JOSÉ MARTÍNEZ ROS | A finales de la década de los setenta, el polaco Stanislaw Lem era uno de los escritores europeos más importantes de los países situados al otro lado del Telón de Acero. Su novela Solaris había sido adaptada por el gran cineasta ruso Andrei Tarkovsky en una película que se presentó como la respuesta soviética al 2001 de Kubrick. Su fama había hecho que la principal sociedad de escritores de ciencia-ficción norteamericana lo eligiera como miembro honorífico. Sin embargo, la publicación de un extenso y erudito ensayo titulado Un visionario entre charlatanes haría que fuera expulsado de ella por sus indignados colegas de Estados Unidos.

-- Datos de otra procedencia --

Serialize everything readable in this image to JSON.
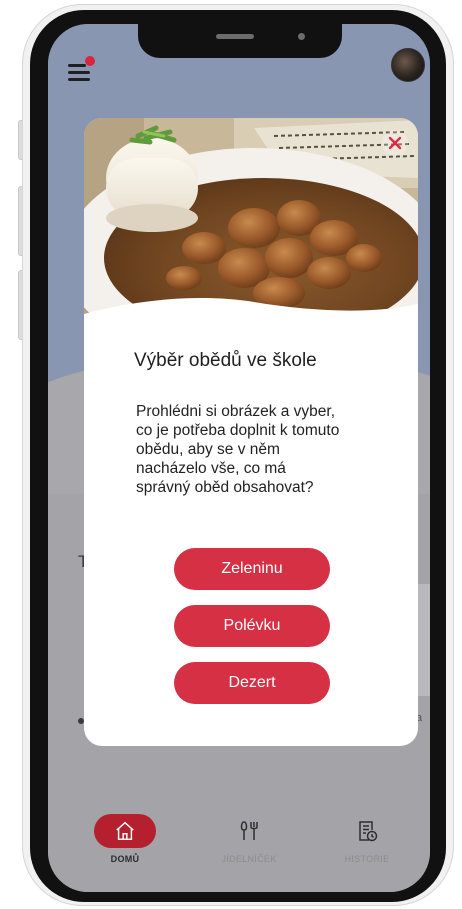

En él afirmaba que Philip K. Dick (1928-1982) era el único autor norteamericano de ciencia-ficción que merece la pena leer. En su obra, admitía que Dick utilizaba los mismos materiales que otros muchos escritores norteamericanos de ciencia-ficción con los que, en realidad, no tenía nada que ver, la misma parafernalia de telépatas, guerras cósmicas, mundos paralelos y viajes por el tiempo, pero que Dick los transcendía . Uno esperaría que Philip K. Dick, al que no le quedaba demasiado tiempo de vida y vivía muy aislado, en California, rodeado de un pequeño círculo de admiradores, se sintiera halagado; y más aún, cuando Lem trató de invitarlo a visitar Polonia, donde ha promovido la publicación de una de sus mejores novelas, Ubik. Pero como nos relata Emmanuel Carrère – que ya había publicado algunas magníficas obras de no ficción como El adversario o Limónov- en este libro, mitad biografía, mitad excelente estudio literario, la reacción del autor de Blade Runner fue muy distinta. Un delirante Dick creyó que una organización secreta comunista llamada Stanislaw Lem intentaba secuestrarlo y llevarlo al otro lado del Muro. Se negó resueltamente en facilitar sus malvados planes….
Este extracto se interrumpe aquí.